As the novel opens, a group of villagers, led by Commander Yu, the narrator's grandfather, prepare to attack the advancing Japanese. Yu sends his 14-year-old son back home to get food for his men; but as Yu's wife returns through the sorghum fields with the food, the Japanese start firing and she is killed.
Her death becomes the thread that links the past to the present and the narrator moves back and forth recording the war's progress, the fighting between the Chinese warlords and his family's history.
'TO LIVE' BY YU HUA
An award-winning, internationally acclaimed Chinese bestseller, originally banned in China but recently named one of the last decade's ten most influential books there, 'To Live' tells the epic story of one man's transformation from the spoiled son of a rich landlord to an honourable and kindhearted peasant.
After squandering his family's fortune in gambling dens and brothels, the young, deeply penitent Fugui settles down to do the honest work of a farmer.

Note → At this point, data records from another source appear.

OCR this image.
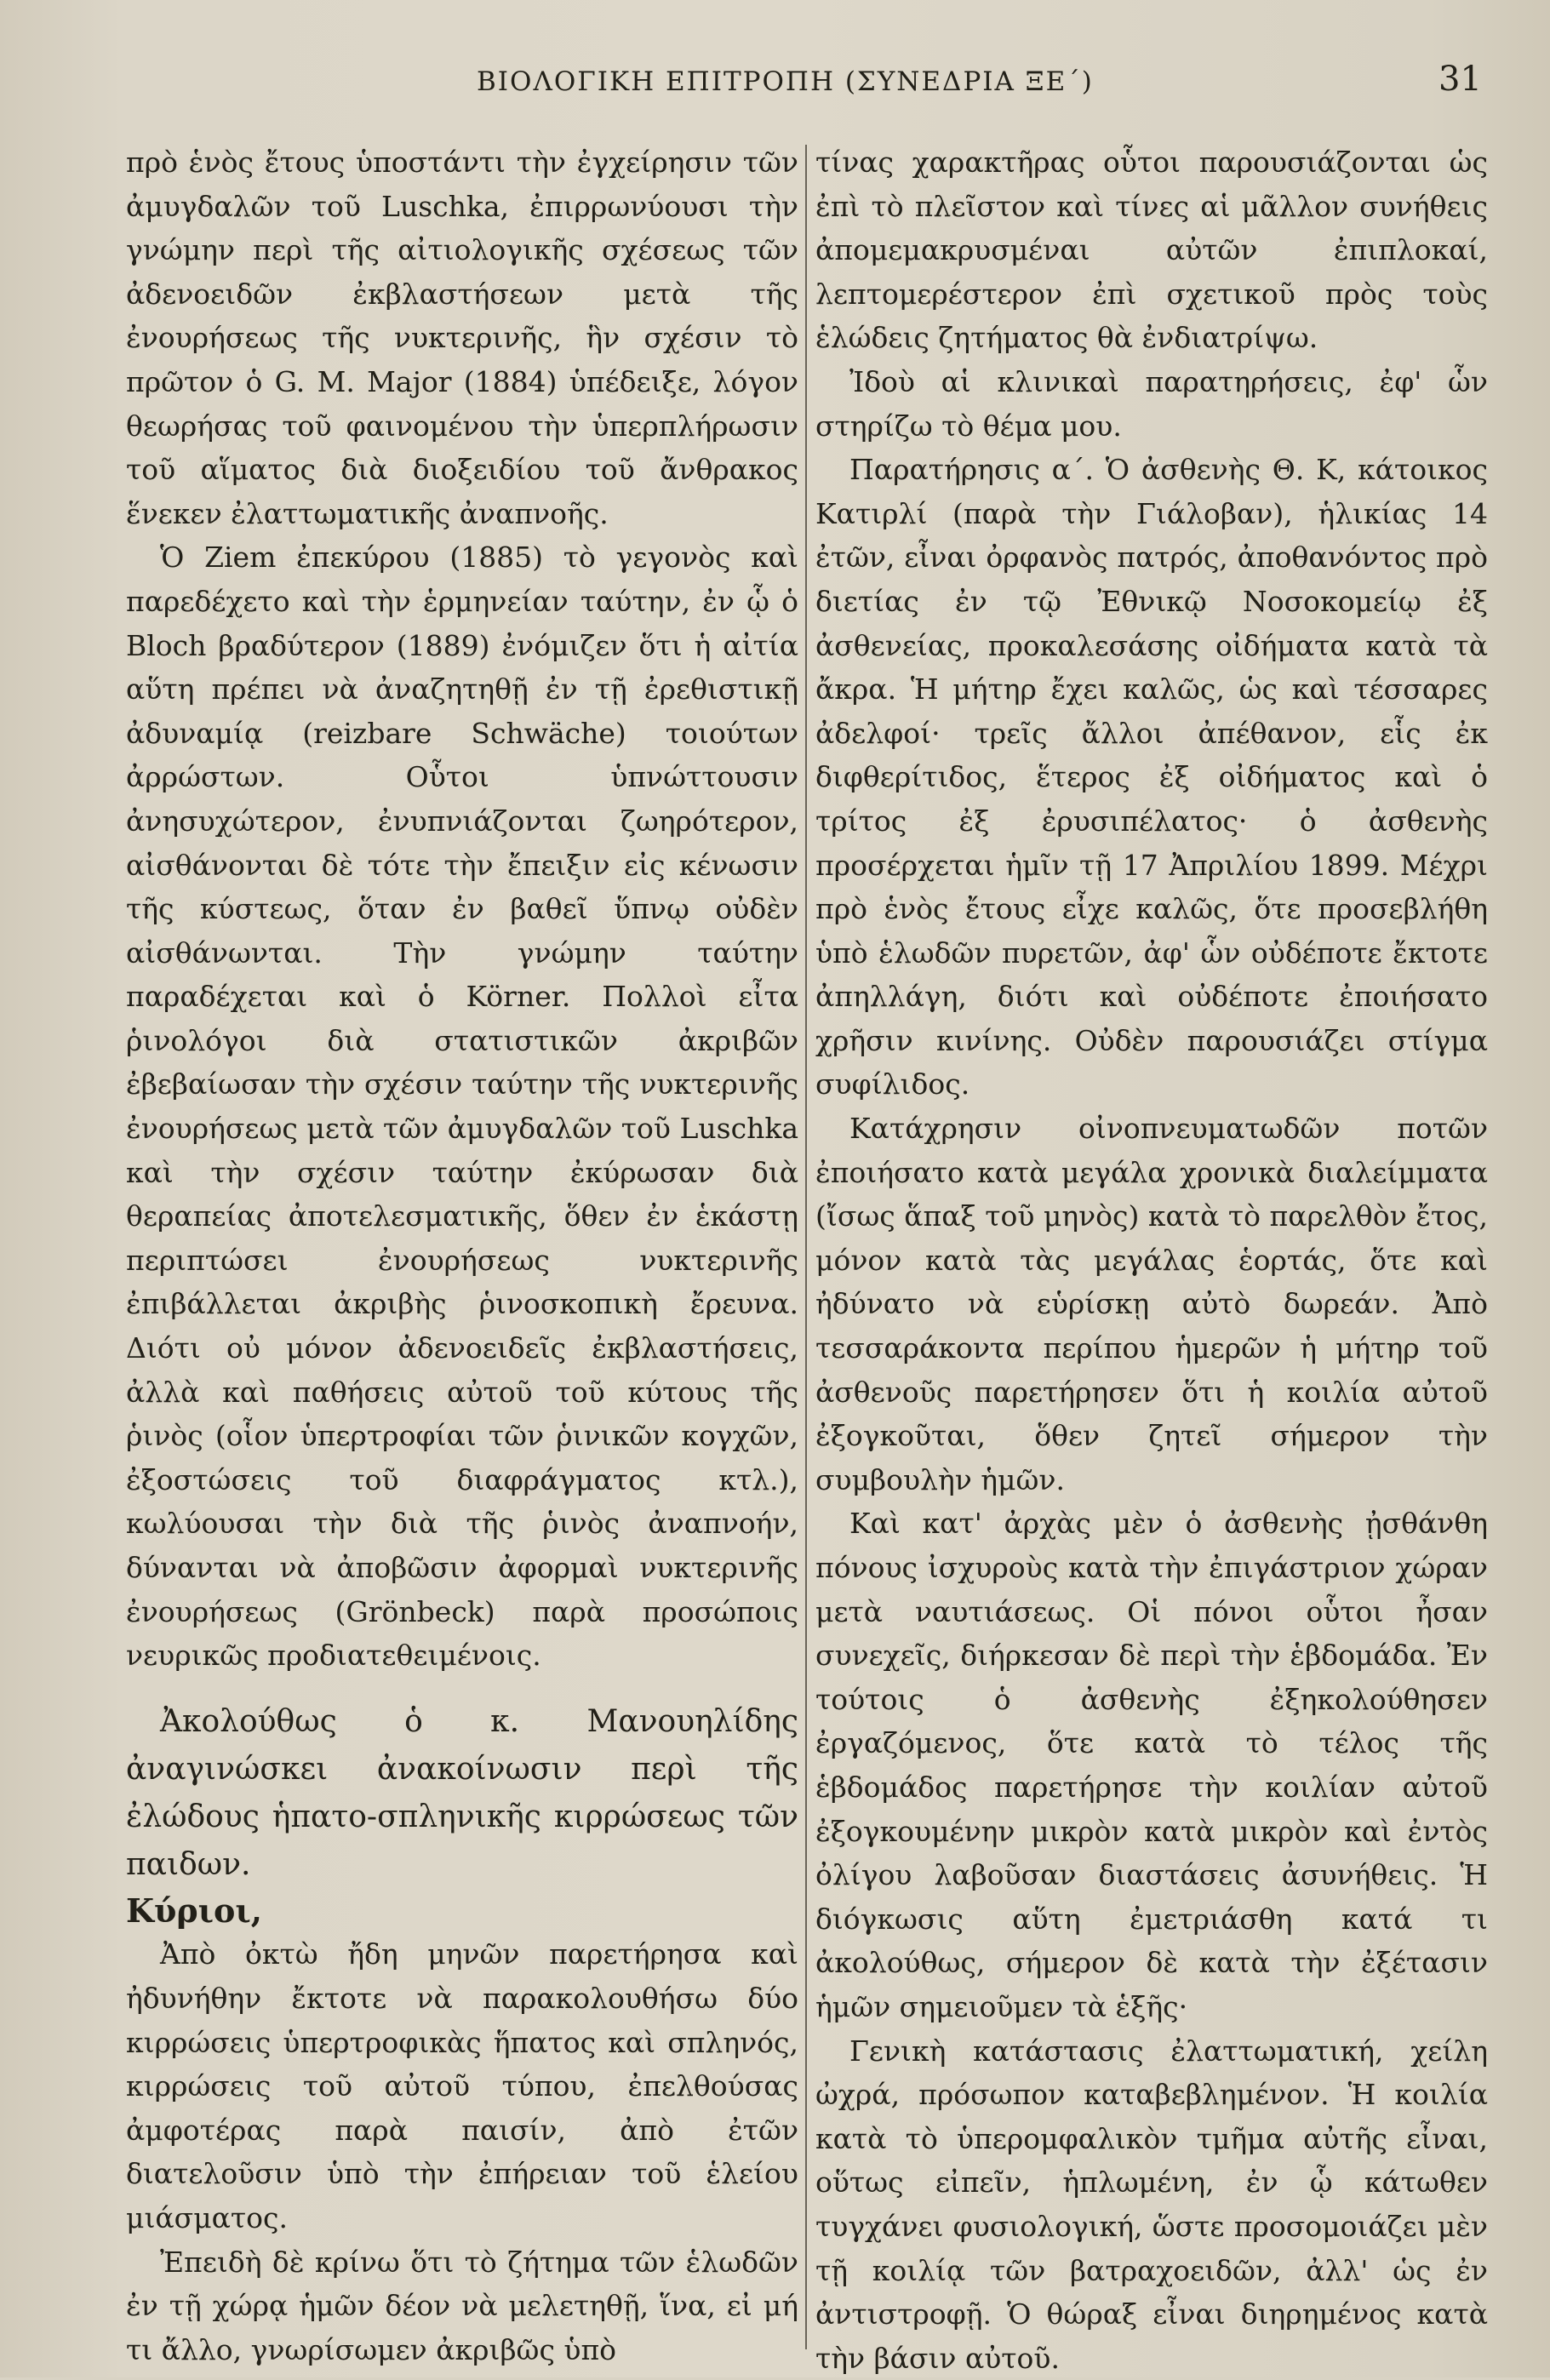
ΒΙΟΛΟΓΙΚΗ ΕΠΙΤΡΟΠΗ (ΣΥΝΕΔΡΙΑ ΞΕ΄)	31

πρὸ ἑνὸς ἔτους ὑποστάντι τὴν ἐγχείρησιν τῶν ἀμυγδαλῶν τοῦ Luschka, ἐπιρρωνύουσι τὴν γνώμην περὶ τῆς αἰτιολογικῆς σχέσεως τῶν ἀδενοειδῶν ἐκβλαστήσεων μετὰ τῆς ἐνουρήσεως τῆς νυκτερινῆς, ἣν σχέσιν τὸ πρῶτον ὁ G. M. Major (1884) ὑπέδειξε, λόγον θεωρήσας τοῦ φαινομένου τὴν ὑπερπλήρωσιν τοῦ αἵματος διὰ διοξειδίου τοῦ ἄνθρακος ἕνεκεν ἐλαττωματικῆς ἀναπνοῆς.

Ὁ Ziem ἐπεκύρου (1885) τὸ γεγονὸς καὶ παρεδέχετο καὶ τὴν ἑρμηνείαν ταύτην, ἐν ᾧ ὁ Bloch βραδύτερον (1889) ἐνόμιζεν ὅτι ἡ αἰτία αὕτη πρέπει νὰ ἀναζητηθῇ ἐν τῇ ἐρεθιστικῇ ἀδυναμίᾳ (reizbare Schwäche) τοιούτων ἀρρώστων. Οὗτοι ὑπνώττουσιν ἀνησυχώτερον, ἐνυπνιάζονται ζωηρότερον, αἰσθάνονται δὲ τότε τὴν ἔπειξιν εἰς κένωσιν τῆς κύστεως, ὅταν ἐν βαθεῖ ὕπνῳ οὐδὲν αἰσθάνωνται. Τὴν γνώμην ταύτην παραδέχεται καὶ ὁ Körner. Πολλοὶ εἶτα ῥινολόγοι διὰ στατιστικῶν ἀκριβῶν ἐβεβαίωσαν τὴν σχέσιν ταύτην τῆς νυκτερινῆς ἐνουρήσεως μετὰ τῶν ἀμυγδαλῶν τοῦ Luschka καὶ τὴν σχέσιν ταύτην ἐκύρωσαν διὰ θεραπείας ἀποτελεσματικῆς, ὅθεν ἐν ἑκάστῃ περιπτώσει ἐνουρήσεως νυκτερινῆς ἐπιβάλλεται ἀκριβὴς ῥινοσκοπικὴ ἔρευνα. Διότι οὐ μόνον ἀδενοειδεῖς ἐκβλαστήσεις, ἀλλὰ καὶ παθήσεις αὐτοῦ τοῦ κύτους τῆς ῥινὸς (οἷον ὑπερτροφίαι τῶν ῥινικῶν κογχῶν, ἐξοστώσεις τοῦ διαφράγματος κτλ.), κωλύουσαι τὴν διὰ τῆς ῥινὸς ἀναπνοήν, δύνανται νὰ ἀποβῶσιν ἀφορμαὶ νυκτερινῆς ἐνουρήσεως (Grönbeck) παρὰ προσώποις νευρικῶς προδιατεθειμένοις.

Ἀκολούθως ὁ κ. Μανουηλίδης ἀναγινώσκει ἀνακοίνωσιν περὶ τῆς ἐλώδους ἡπατο-σπληνικῆς κιρρώσεως τῶν παιδων.

Κύριοι,

Ἀπὸ ὀκτὼ ἤδη μηνῶν παρετήρησα καὶ ἠδυνήθην ἔκτοτε νὰ παρακολουθήσω δύο κιρρώσεις ὑπερτροφικὰς ἥπατος καὶ σπληνός, κιρρώσεις τοῦ αὐτοῦ τύπου, ἐπελθούσας ἀμφοτέρας παρὰ παισίν, ἀπὸ ἐτῶν διατελοῦσιν ὑπὸ τὴν ἐπήρειαν τοῦ ἑλείου μιάσματος.

Ἐπειδὴ δὲ κρίνω ὅτι τὸ ζήτημα τῶν ἑλωδῶν ἐν τῇ χώρᾳ ἡμῶν δέον νὰ μελετηθῇ, ἵνα, εἰ μή τι ἄλλο, γνωρίσωμεν ἀκριβῶς ὑπὸ

τίνας χαρακτῆρας οὗτοι παρουσιάζονται ὡς ἐπὶ τὸ πλεῖστον καὶ τίνες αἱ μᾶλλον συνήθεις ἀπομεμακρυσμέναι αὐτῶν ἐπιπλοκαί, λεπτομερέστερον ἐπὶ σχετικοῦ πρὸς τοὺς ἑλώδεις ζητήματος θὰ ἐνδιατρίψω.

Ἰδοὺ αἱ κλινικαὶ παρατηρήσεις, ἐφ' ὧν στηρίζω τὸ θέμα μου.

Παρατήρησις α΄. Ὁ ἀσθενὴς Θ. Κ, κάτοικος Κατιρλί (παρὰ τὴν Γιάλοβαν), ἡλικίας 14 ἐτῶν, εἶναι ὀρφανὸς πατρός, ἀποθανόντος πρὸ διετίας ἐν τῷ Ἐθνικῷ Νοσοκομείῳ ἐξ ἀσθενείας, προκαλεσάσης οἰδήματα κατὰ τὰ ἄκρα. Ἡ μήτηρ ἔχει καλῶς, ὡς καὶ τέσσαρες ἀδελφοί· τρεῖς ἄλλοι ἀπέθανον, εἷς ἐκ διφθερίτιδος, ἕτερος ἐξ οἰδήματος καὶ ὁ τρίτος ἐξ ἐρυσιπέλατος· ὁ ἀσθενὴς προσέρχεται ἡμῖν τῇ 17 Ἀπριλίου 1899. Μέχρι πρὸ ἑνὸς ἔτους εἶχε καλῶς, ὅτε προσεβλήθη ὑπὸ ἑλωδῶν πυρετῶν, ἀφ' ὧν οὐδέποτε ἔκτοτε ἀπηλλάγη, διότι καὶ οὐδέποτε ἐποιήσατο χρῆσιν κινίνης. Οὐδὲν παρουσιάζει στίγμα συφίλιδος.

Κατάχρησιν οἰνοπνευματωδῶν ποτῶν ἐποιήσατο κατὰ μεγάλα χρονικὰ διαλείμματα (ἴσως ἅπαξ τοῦ μηνὸς) κατὰ τὸ παρελθὸν ἔτος, μόνον κατὰ τὰς μεγάλας ἑορτάς, ὅτε καὶ ἠδύνατο νὰ εὑρίσκῃ αὐτὸ δωρεάν. Ἀπὸ τεσσαράκοντα περίπου ἡμερῶν ἡ μήτηρ τοῦ ἀσθενοῦς παρετήρησεν ὅτι ἡ κοιλία αὐτοῦ ἐξογκοῦται, ὅθεν ζητεῖ σήμερον τὴν συμβουλὴν ἡμῶν.

Καὶ κατ' ἀρχὰς μὲν ὁ ἀσθενὴς ᾐσθάνθη πόνους ἰσχυροὺς κατὰ τὴν ἐπιγάστριον χώραν μετὰ ναυτιάσεως. Οἱ πόνοι οὗτοι ἦσαν συνεχεῖς, διήρκεσαν δὲ περὶ τὴν ἑβδομάδα. Ἐν τούτοις ὁ ἀσθενὴς ἐξηκολούθησεν ἐργαζόμενος, ὅτε κατὰ τὸ τέλος τῆς ἑβδομάδος παρετήρησε τὴν κοιλίαν αὐτοῦ ἐξογκουμένην μικρὸν κατὰ μικρὸν καὶ ἐντὸς ὀλίγου λαβοῦσαν διαστάσεις ἀσυνήθεις. Ἡ διόγκωσις αὕτη ἐμετριάσθη κατά τι ἀκολούθως, σήμερον δὲ κατὰ τὴν ἐξέτασιν ἡμῶν σημειοῦμεν τὰ ἑξῆς·

Γενικὴ κατάστασις ἐλαττωματική, χείλη ὠχρά, πρόσωπον καταβεβλημένον. Ἡ κοιλία κατὰ τὸ ὑπερομφαλικὸν τμῆμα αὐτῆς εἶναι, οὕτως εἰπεῖν, ἡπλωμένη, ἐν ᾧ κάτωθεν τυγχάνει φυσιολογική, ὥστε προσομοιάζει μὲν τῇ κοιλίᾳ τῶν βατραχοειδῶν, ἀλλ' ὡς ἐν ἀντιστροφῇ. Ὁ θώραξ εἶναι διηρημένος κατὰ τὴν βάσιν αὐτοῦ.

Forced by the Nationalist Army to leave behind his family, he witnesses the horrors and privations of the Civil War, only to return years later to face a string of hardships brought on by the ravages of the Cultural Revolution. Left with an ox as the companion of his final years, Fugui stands as a model of flinty authenticity, buoyed by his appreciation for life in this narrative of humbling power.
'THE STORY OF THE STONE', VOLUME 1 - BY CAO XUEQIN
'The Story of the Stone' (c.1760) is one of the greatest novels of Chinese literature. The first part of the story, 'The Golden Days', begins the tale of Bao-yu, a gentle young boy who prefers girls to Confucian studies, and his two cousins: Bao-chai, his parents' choice of a wife for him, and the ethereal beauty Dai-yu.
Through the changing fortunes of the Jia family, this rich, magical work sets worldly events - love affairs, sibling rivalries, political intrigues, even murder - within the context of the Buddhist understanding that earthly existence is an illusion and karma determines the shape of our lives.
There are three other volumes that follow this one.